Berliner Legenden

Berliner Legenden

Schon zu Lebzeiten umrankte Evelyn Künneke der Ruf, eine der großen Exzentrikerinnen des Showgeschäftes zu sein. Sie war Wehrmachts-Swing-Idol, frühe Wirtschaftswunder-Ikone, in den 70er Jahren der Antistar und in ihren letzten Jahren Deutschlands schrägste Oma, gut für jeden Skandal. Ihr Leben war legendenumrankt - irgendwann geisterten so viele Anekdoten und Geschichten um und über sie herum, dass man schlicht ihr ganzes Leben für eine einzige Inszenierung hielt. Tatsächlich war das Leben der Evelyn Künneke wie ein spannend schillernder Roman: voller glamouröser Höhepunkte und privater Katastrophen.

Sie war eine der großen deutschen Diven und letzte Überlebende der Lili-Marleen-Generation.

In den 30er Jahren ist sie als Stepptänzerin heiß begehrt und anrüchig zugleich. Unter dem amerikanischen Pseudonym Evelyn King wirbelt die 17-Jährige noch vor Kriegsbeginn über die Berliner Variete-Bühnen. Bald macht die auffallend attraktive Komponistentochter eine zweite Karriere: Michael Jary, der Komponist der großen Revue- und Schlager-Filme der NS-Zeit, ist von der Stepperin fasziniert. Er schreibt ihr einen Hit, der sie zum Star macht: "Sing, Nachtigall, sing" wird, neben "Lili Marleen", der Kriegshit der deutschen Wehrmacht. Ständig bei der Truppenbetreuung unterwegs, gerät sie bei einem Konzert in Holland ins Visier des Regimes: Sie wird wegen deutschfeindlicher, "minderwertiger" Äußerungen verhaftet und kurz vor Kriegsschluss zum Tode verurteilt. Doch sie hat Glück und Gönner bei der Wehrmacht. Sie soll zusammen mit einem geheimnisvollen Propaganda-Orchester US-Jazz-Songs nachsingen, Ella Fitzgerald für den Kriegsgegner imitieren. Doch dazu kommt es nicht mehr, der Krieg ist vorbei.
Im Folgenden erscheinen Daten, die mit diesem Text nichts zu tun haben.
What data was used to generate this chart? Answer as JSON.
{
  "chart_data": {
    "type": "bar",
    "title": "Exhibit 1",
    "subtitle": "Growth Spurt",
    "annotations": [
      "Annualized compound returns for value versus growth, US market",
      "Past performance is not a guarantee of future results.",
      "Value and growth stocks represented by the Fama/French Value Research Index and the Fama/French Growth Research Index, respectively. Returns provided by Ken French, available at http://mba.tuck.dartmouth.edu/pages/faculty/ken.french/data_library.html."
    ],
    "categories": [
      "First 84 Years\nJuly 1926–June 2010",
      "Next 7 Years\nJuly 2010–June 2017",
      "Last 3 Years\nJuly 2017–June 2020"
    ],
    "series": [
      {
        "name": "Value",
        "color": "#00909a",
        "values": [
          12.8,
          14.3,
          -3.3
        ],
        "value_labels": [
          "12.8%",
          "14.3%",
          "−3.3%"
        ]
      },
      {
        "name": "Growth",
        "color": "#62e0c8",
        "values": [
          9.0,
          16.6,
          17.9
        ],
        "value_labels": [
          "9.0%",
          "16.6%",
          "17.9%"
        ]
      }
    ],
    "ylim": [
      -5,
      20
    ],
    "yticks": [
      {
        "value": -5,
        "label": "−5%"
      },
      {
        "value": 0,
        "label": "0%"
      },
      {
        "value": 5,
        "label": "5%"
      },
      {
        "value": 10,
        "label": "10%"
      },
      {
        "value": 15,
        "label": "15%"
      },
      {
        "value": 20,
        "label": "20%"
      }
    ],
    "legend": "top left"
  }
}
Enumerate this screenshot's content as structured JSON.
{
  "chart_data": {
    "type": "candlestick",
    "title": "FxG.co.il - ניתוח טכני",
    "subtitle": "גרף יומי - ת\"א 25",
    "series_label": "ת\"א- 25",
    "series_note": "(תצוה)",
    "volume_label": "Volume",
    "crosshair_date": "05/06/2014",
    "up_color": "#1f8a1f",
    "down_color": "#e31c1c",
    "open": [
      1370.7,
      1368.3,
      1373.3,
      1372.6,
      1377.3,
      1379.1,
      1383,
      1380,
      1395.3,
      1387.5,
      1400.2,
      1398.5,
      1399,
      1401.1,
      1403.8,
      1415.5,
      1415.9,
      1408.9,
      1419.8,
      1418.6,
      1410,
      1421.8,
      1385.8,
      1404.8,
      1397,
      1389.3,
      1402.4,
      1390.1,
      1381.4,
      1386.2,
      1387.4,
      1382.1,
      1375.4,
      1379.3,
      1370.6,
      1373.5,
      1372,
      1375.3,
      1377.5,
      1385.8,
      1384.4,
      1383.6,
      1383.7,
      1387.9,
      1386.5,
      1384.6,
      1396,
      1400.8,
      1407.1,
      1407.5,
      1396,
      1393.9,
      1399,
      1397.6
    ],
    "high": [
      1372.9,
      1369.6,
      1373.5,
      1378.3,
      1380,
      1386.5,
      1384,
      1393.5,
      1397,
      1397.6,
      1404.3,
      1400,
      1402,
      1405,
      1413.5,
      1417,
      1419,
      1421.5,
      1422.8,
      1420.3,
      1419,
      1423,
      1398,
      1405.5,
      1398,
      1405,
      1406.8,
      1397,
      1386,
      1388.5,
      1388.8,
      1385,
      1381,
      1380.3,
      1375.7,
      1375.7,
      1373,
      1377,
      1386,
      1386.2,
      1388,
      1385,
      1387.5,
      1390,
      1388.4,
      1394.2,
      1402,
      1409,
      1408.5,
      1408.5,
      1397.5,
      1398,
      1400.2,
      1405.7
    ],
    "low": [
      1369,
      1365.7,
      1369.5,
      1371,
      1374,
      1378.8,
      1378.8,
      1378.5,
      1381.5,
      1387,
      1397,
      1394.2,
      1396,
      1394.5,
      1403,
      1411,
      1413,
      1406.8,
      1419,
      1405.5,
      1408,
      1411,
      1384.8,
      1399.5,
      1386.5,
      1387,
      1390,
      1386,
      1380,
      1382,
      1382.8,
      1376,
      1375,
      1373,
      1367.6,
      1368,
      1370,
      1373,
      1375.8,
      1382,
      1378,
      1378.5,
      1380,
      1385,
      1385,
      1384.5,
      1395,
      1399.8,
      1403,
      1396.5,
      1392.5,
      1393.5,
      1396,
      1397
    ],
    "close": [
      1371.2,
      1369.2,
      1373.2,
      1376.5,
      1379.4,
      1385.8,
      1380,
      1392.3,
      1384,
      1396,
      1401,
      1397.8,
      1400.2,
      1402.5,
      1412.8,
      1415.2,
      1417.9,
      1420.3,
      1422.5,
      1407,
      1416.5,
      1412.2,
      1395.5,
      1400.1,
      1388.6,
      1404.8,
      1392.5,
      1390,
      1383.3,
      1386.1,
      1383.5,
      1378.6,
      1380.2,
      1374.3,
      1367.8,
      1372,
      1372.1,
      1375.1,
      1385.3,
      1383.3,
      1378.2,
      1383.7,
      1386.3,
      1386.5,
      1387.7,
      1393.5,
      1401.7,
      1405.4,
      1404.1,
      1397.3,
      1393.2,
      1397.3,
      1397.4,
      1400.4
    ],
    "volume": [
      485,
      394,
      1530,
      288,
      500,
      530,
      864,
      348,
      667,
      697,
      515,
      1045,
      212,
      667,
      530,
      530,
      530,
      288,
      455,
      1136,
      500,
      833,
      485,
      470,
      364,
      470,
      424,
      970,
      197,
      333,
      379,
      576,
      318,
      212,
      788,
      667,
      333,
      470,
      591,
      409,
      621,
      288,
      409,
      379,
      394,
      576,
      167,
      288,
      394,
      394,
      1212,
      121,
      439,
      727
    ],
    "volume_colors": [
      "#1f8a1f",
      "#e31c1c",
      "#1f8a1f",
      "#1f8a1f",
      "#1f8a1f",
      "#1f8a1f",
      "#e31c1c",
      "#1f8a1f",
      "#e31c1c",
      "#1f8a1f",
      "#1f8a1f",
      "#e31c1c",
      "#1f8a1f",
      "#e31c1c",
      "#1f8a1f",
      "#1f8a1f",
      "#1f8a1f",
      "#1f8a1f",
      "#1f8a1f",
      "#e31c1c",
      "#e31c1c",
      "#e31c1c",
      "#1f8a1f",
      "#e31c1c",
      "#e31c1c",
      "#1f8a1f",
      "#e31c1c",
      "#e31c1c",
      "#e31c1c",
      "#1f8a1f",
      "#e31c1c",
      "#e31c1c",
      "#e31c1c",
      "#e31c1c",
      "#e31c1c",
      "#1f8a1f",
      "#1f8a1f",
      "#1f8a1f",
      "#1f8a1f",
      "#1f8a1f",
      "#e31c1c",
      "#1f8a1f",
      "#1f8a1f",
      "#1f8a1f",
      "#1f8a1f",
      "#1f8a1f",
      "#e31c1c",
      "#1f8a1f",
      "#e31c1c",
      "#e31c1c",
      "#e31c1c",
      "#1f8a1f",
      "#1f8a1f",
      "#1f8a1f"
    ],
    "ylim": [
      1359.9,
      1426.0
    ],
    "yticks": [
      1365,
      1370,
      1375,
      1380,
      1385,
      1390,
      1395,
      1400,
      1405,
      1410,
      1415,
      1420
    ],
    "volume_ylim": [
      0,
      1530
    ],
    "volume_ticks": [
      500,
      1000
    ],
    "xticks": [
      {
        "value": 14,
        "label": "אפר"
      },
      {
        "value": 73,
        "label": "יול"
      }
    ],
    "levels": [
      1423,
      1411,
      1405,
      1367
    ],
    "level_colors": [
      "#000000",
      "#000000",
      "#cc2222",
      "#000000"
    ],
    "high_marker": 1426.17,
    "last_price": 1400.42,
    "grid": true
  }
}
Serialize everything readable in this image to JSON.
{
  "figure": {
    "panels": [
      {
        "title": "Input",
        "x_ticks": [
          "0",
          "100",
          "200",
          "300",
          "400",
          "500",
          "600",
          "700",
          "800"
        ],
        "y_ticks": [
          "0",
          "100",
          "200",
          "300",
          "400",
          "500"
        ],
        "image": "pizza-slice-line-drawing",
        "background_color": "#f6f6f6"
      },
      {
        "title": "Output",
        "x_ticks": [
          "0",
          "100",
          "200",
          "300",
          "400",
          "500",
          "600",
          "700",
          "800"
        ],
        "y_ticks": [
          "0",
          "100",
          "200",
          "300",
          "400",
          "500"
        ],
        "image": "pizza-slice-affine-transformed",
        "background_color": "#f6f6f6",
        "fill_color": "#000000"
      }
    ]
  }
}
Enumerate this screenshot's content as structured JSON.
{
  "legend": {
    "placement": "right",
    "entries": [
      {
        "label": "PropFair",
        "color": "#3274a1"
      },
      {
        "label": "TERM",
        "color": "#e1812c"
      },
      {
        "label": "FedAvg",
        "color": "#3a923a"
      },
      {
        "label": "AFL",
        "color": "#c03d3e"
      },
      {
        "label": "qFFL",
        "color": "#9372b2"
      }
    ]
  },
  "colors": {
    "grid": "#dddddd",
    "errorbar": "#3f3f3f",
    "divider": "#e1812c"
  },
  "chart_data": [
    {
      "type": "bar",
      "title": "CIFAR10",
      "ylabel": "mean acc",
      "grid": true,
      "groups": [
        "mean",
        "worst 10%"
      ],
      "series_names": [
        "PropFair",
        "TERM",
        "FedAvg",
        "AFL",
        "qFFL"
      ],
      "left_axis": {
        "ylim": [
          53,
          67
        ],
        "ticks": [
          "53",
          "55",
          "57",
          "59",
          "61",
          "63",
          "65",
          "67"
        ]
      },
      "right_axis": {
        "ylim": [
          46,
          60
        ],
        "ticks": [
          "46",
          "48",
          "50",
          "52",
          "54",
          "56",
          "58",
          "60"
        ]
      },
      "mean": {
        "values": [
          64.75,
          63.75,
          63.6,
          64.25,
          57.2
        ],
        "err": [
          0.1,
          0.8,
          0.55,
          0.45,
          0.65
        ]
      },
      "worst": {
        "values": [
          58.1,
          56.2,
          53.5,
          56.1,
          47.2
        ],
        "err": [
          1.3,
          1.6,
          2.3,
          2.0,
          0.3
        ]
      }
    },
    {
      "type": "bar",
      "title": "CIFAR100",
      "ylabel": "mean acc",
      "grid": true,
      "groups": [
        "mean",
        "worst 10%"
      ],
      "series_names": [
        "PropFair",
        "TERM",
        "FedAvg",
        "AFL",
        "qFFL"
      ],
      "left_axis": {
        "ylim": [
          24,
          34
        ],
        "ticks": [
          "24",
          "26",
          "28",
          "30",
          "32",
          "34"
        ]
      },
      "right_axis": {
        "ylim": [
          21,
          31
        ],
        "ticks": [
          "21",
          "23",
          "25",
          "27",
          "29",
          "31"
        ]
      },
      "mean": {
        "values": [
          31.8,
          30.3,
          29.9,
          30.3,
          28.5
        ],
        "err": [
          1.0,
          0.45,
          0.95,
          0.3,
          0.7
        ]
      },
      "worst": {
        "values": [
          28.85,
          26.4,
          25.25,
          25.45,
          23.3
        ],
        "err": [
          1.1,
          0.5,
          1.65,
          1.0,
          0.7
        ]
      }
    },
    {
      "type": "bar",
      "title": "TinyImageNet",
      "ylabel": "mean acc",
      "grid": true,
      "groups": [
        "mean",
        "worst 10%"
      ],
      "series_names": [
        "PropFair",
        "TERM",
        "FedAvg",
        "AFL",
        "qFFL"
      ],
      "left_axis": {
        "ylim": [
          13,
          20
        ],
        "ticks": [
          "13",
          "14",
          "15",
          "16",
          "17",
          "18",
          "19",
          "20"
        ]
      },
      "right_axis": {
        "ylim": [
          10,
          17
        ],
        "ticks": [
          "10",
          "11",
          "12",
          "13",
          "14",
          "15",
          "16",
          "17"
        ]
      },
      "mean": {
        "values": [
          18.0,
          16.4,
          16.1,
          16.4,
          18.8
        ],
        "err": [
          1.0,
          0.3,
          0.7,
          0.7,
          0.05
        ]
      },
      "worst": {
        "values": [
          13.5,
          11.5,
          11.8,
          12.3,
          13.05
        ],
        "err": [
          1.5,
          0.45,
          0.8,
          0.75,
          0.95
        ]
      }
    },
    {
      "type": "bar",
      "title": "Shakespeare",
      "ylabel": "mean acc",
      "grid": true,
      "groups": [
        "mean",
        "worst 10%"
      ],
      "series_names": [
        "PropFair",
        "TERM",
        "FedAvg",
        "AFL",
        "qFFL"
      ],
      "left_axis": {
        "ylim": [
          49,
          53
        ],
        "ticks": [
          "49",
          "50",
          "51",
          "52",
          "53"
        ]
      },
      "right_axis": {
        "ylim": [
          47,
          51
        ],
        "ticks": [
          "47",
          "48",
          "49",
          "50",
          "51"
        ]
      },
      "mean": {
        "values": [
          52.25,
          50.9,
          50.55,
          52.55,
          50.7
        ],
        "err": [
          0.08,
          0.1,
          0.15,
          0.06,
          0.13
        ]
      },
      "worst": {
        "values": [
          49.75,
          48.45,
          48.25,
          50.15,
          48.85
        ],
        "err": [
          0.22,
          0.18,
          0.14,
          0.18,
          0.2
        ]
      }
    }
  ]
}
Evelyn Künneke wird in den ersten Jahren der Nachkriegszeit einer der meistgespielten deutschen Schlagerstars. Sie ersingt sich sieben goldene Schallplatten mit Liedern, deren Titel bis heute unvergessen sind und die für diese Jahre der Not und des Neubeginns stehen.

Irgendwann in den 50er Jahren ist die Künneke plötzlich out, ihre Lieder zünden nicht mehr. Sie tingelt und trinkt. Dann ist sie völlig ruiniert. Davon fasziniert, entschließt sich der Skandale liebende Berliner Filmemacher Rosa von Praunheim, einen Film über die taumelnde Diva zu drehen. Das Werk wird zur Initialzündung für ihr Comeback, dass sie bis nach New York führt.

Die Künneke ist Mitte der 70er Jahre plötzlich wieder da. Und nun hält sie das Glück fest. Sie bleibt im Showgeschäft und tourt noch als ältere Dame durch die Republik. Ihr Programm "Drei alte Schachteln", gemeinsam mit Brigitte Mira und Helen Vita, ist der Reflex auf die alles vereinnahmende Jugendwelle der 90er Jahre.

Claus Räfle rekonstruiert die berührende und schillernde Geschichte ihres Lebens. Es ist zugleich ein Stück Zeitgeschichte aus unterhaltsamer Perspektive. Ein Leben, wie geschaffen für einen Film.